Low level programs contain a lot of ad hoc, buggy, and slow implementation of higher level languages. Paul Graham described an excellent idea in “Hackers and Painters”
If you solve a hard problem, the question is not whether you will use a powerful enough language, but whether you will (a) use a powerful enough language, (b) write a defacto interpreter for one, or (c) yourself become a human compiler for one.”
[…]
For example in the OO world you hear a good deal about “patterns.” I wonder if these patterns are not sometimes of case (c), the human compiler, at work.”
In short, as developers we like concise, unbloated languages that is sufficient for what we need.
In-list functions
I was reading Peter Norvig’s spell correct and discovered python had in-list comprehensions. It’s a nice feature which allows you to easily construct a list.
>>> [ x**2 for x in range(1,11) if x % 2 == 0 ]
[0, 4, 16, 36, 64]
It looks very readable.
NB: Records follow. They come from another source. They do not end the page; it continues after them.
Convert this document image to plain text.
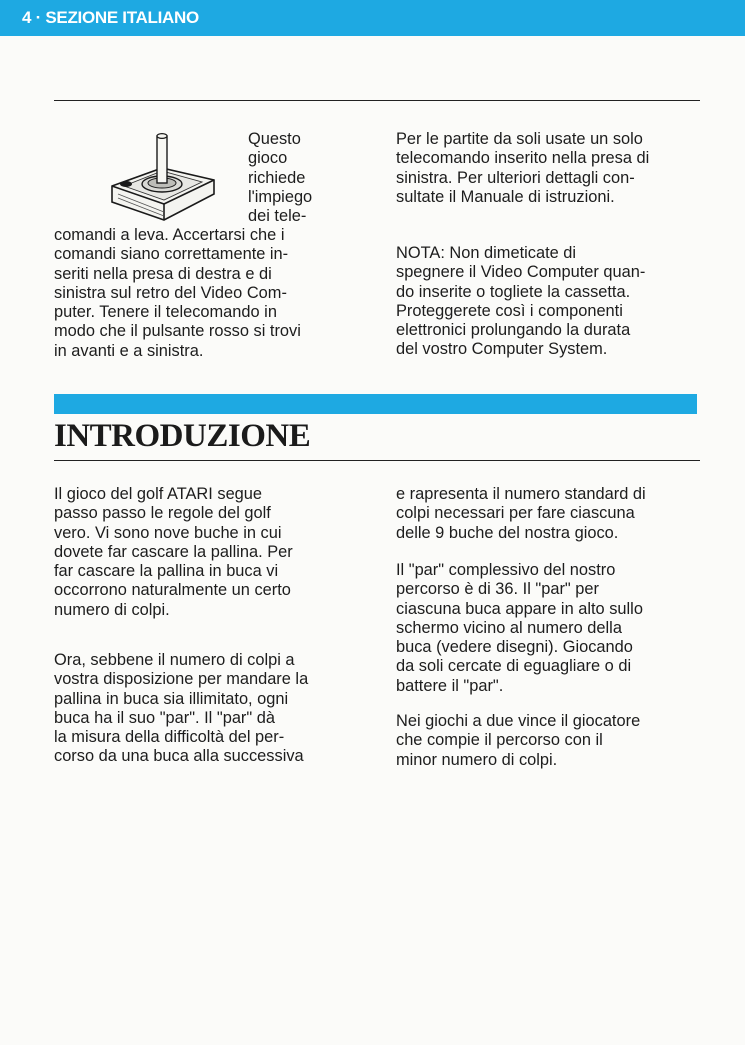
4 · SEZIONE ITALIANO
Questo
gioco
richiede
l'impiego
dei tele-
comandi a leva. Accertarsi che i
comandi siano correttamente in-
seriti nella presa di destra e di
sinistra sul retro del Video Com-
puter. Tenere il telecomando in
modo che il pulsante rosso si trovi
in avanti e a sinistra.
Per le partite da soli usate un solo
telecomando inserito nella presa di
sinistra. Per ulteriori dettagli con-
sultate il Manuale di istruzioni.
NOTA: Non dimeticate di
spegnere il Video Computer quan-
do inserite o togliete la cassetta.
Proteggerete così i componenti
elettronici prolungando la durata
del vostro Computer System.
INTRODUZIONE
Il gioco del golf ATARI segue
passo passo le regole del golf
vero. Vi sono nove buche in cui
dovete far cascare la pallina. Per
far cascare la pallina in buca vi
occorrono naturalmente un certo
numero di colpi.
Ora, sebbene il numero di colpi a
vostra disposizione per mandare la
pallina in buca sia illimitato, ogni
buca ha il suo "par". Il "par" dà
la misura della difficoltà del per-
corso da una buca alla successiva
e rapresenta il numero standard di
colpi necessari per fare ciascuna
delle 9 buche del nostra gioco.
Il "par" complessivo del nostro
percorso è di 36. Il "par" per
ciascuna buca appare in alto sullo
schermo vicino al numero della
buca (vedere disegni). Giocando
da soli cercate di eguagliare o di
battere il "par".
Nei giochi a due vince il giocatore
che compie il percorso con il
minor numero di colpi.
Now, ruby being my favourite language over python, I wanted to see if ruby had a similar feature. The best I can come up with is this:
2.0.0-p247 :017 > (1..10).to_a.map{|x| x**2 if x%2 == 0 }.compact
=> [4, 16, 36, 64, 100]
This isn’t as easy to comprehend. For instance, why is it necessary to have .compact
?
Why do we need to call .to_a
? Python wins in this case. I’m now a lesser fan of ruby and more of python.
Lastly, I checked this out in haskell – which many consider to be a dense language. It’s also a language I’m looking to do some coding in.
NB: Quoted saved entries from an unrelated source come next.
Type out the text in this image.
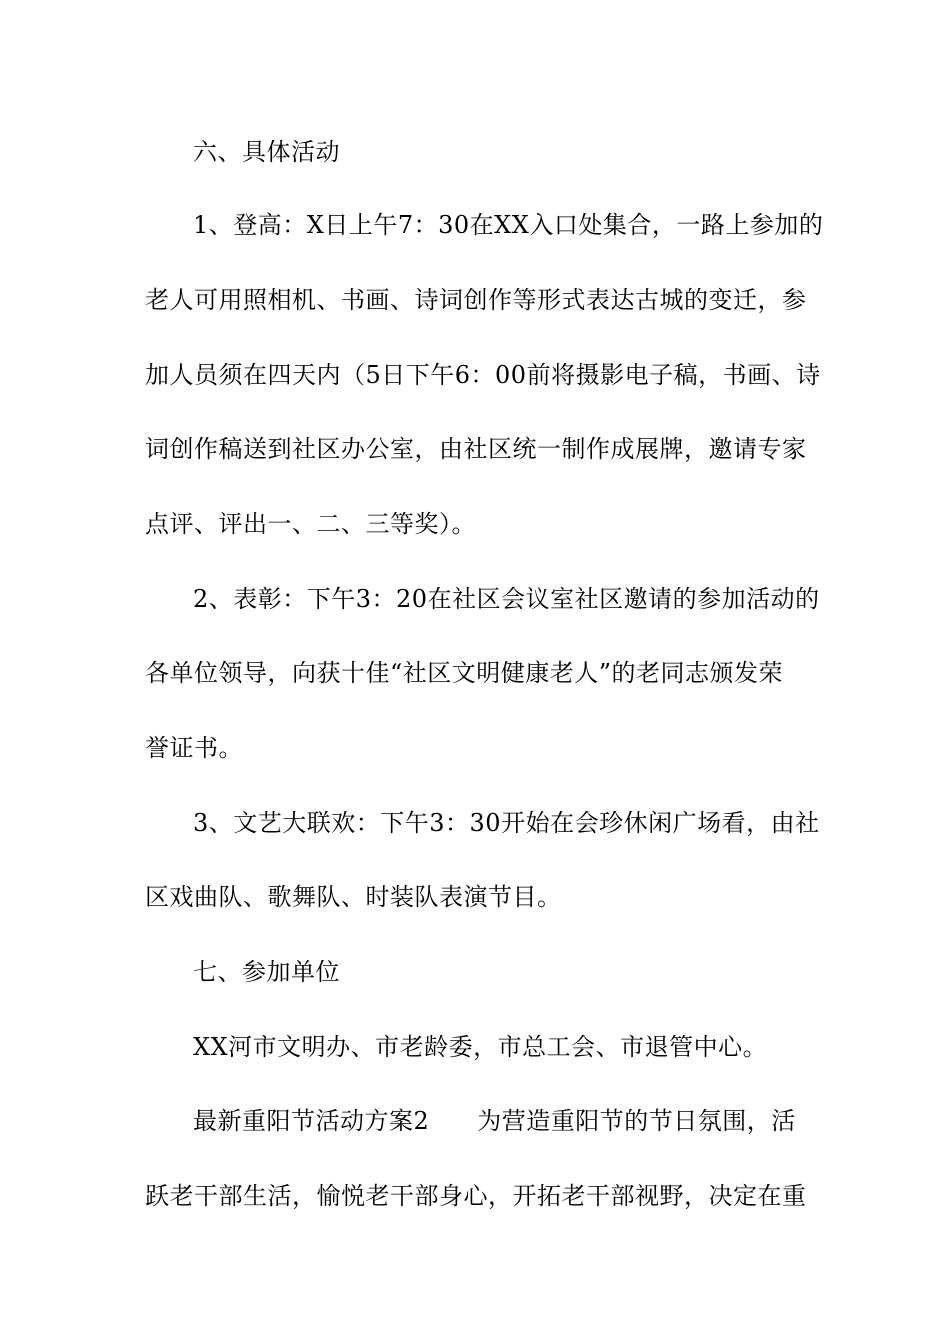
六、具体活动
1、登高：X日上午7：30在XX入口处集合，一路上参加的
老人可用照相机、书画、诗词创作等形式表达古城的变迁，参
加人员须在四天内（5日下午6：00前将摄影电子稿，书画、诗
词创作稿送到社区办公室，由社区统一制作成展牌，邀请专家
点评、评出一、二、三等奖）。
2、表彰：下午3：20在社区会议室社区邀请的参加活动的
各单位领导，向获十佳“社区文明健康老人”的老同志颁发荣
誉证书。
3、文艺大联欢：下午3：30开始在会珍休闲广场看，由社
区戏曲队、歌舞队、时装队表演节目。
七、参加单位
XX河市文明办、市老龄委，市总工会、市退管中心。
最新重阳节活动方案2 为营造重阳节的节日氛围，活
跃老干部生活，愉悦老干部身心，开拓老干部视野，决定在重
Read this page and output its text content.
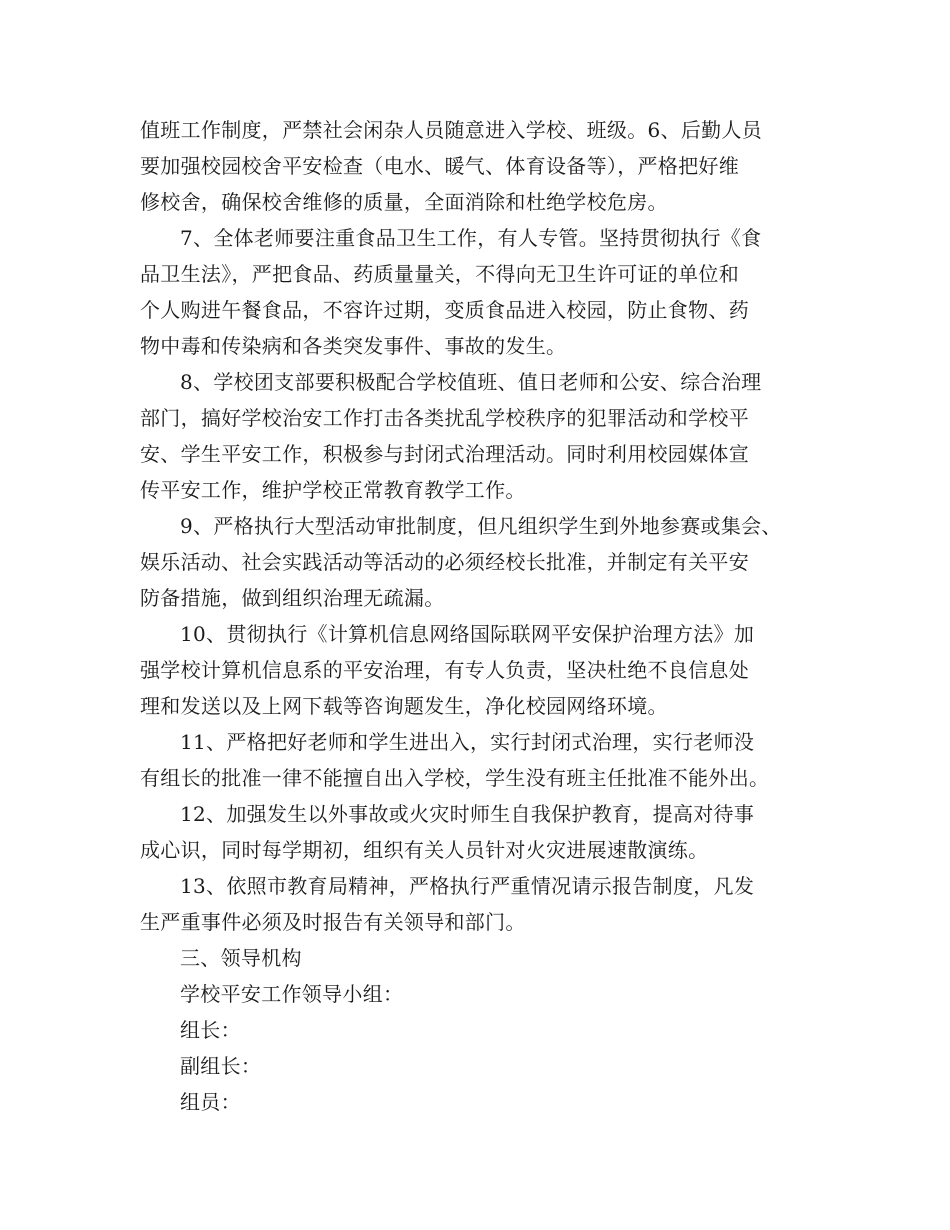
值班工作制度，严禁社会闲杂人员随意进入学校、班级。6、后勤人员
要加强校园校舍平安检查（电水、暖气、体育设备等），严格把好维
修校舍，确保校舍维修的质量，全面消除和杜绝学校危房。
7、全体老师要注重食品卫生工作，有人专管。坚持贯彻执行《食
品卫生法》，严把食品、药质量量关，不得向无卫生许可证的单位和
个人购进午餐食品，不容许过期，变质食品进入校园，防止食物、药
物中毒和传染病和各类突发事件、事故的发生。
8、学校团支部要积极配合学校值班、值日老师和公安、综合治理
部门，搞好学校治安工作打击各类扰乱学校秩序的犯罪活动和学校平
安、学生平安工作，积极参与封闭式治理活动。同时利用校园媒体宣
传平安工作，维护学校正常教育教学工作。
9、严格执行大型活动审批制度，但凡组织学生到外地参赛或集会、
娱乐活动、社会实践活动等活动的必须经校长批准，并制定有关平安
防备措施，做到组织治理无疏漏。
10、贯彻执行《计算机信息网络国际联网平安保护治理方法》加
强学校计算机信息系的平安治理，有专人负责，坚决杜绝不良信息处
理和发送以及上网下载等咨询题发生，净化校园网络环境。
11、严格把好老师和学生进出入，实行封闭式治理，实行老师没
有组长的批准一律不能擅自出入学校，学生没有班主任批准不能外出。
12、加强发生以外事故或火灾时师生自我保护教育，提高对待事
成心识，同时每学期初，组织有关人员针对火灾进展速散演练。
13、依照市教育局精神，严格执行严重情况请示报告制度，凡发
生严重事件必须及时报告有关领导和部门。
三、领导机构
学校平安工作领导小组：
组长：
副组长：
组员：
Prelude> [ x^2 | x [4,16,36,64,100]
Not bad. I’d argue that this is as easy as pythons – provided that you understand haskell syntax. Syntax wise, I suspect python is more wordy than haskell.
Ruby lambda vs. procs
In ruby, lambda and procs are pretty much the same, but not quite. Syntactically, they are similar.
lambda_larger_than_4 = lambda { |num| num if num > 4 }
proc_larger_than_4 = Proc.new { |num| num if num > 4 }
(-1..8).to_a.collect &lambda_larger_than_4
=> [nil, nil, nil, nil, nil, nil, 5, 6, 7, 8]
(-1..8).to_a.collect &proc_larger_than_4
=> [nil, nil, nil, nil, nil, nil, 5, 6, 7, 8]
However, there are two main differences.
- Lambda checks number of arguments passed to it and throws error. Proc ignores unexpected arguments and assigns nil to any missing.
- When lambda returns, control is passed to caller. When proc returns, control does not get passed back to caller.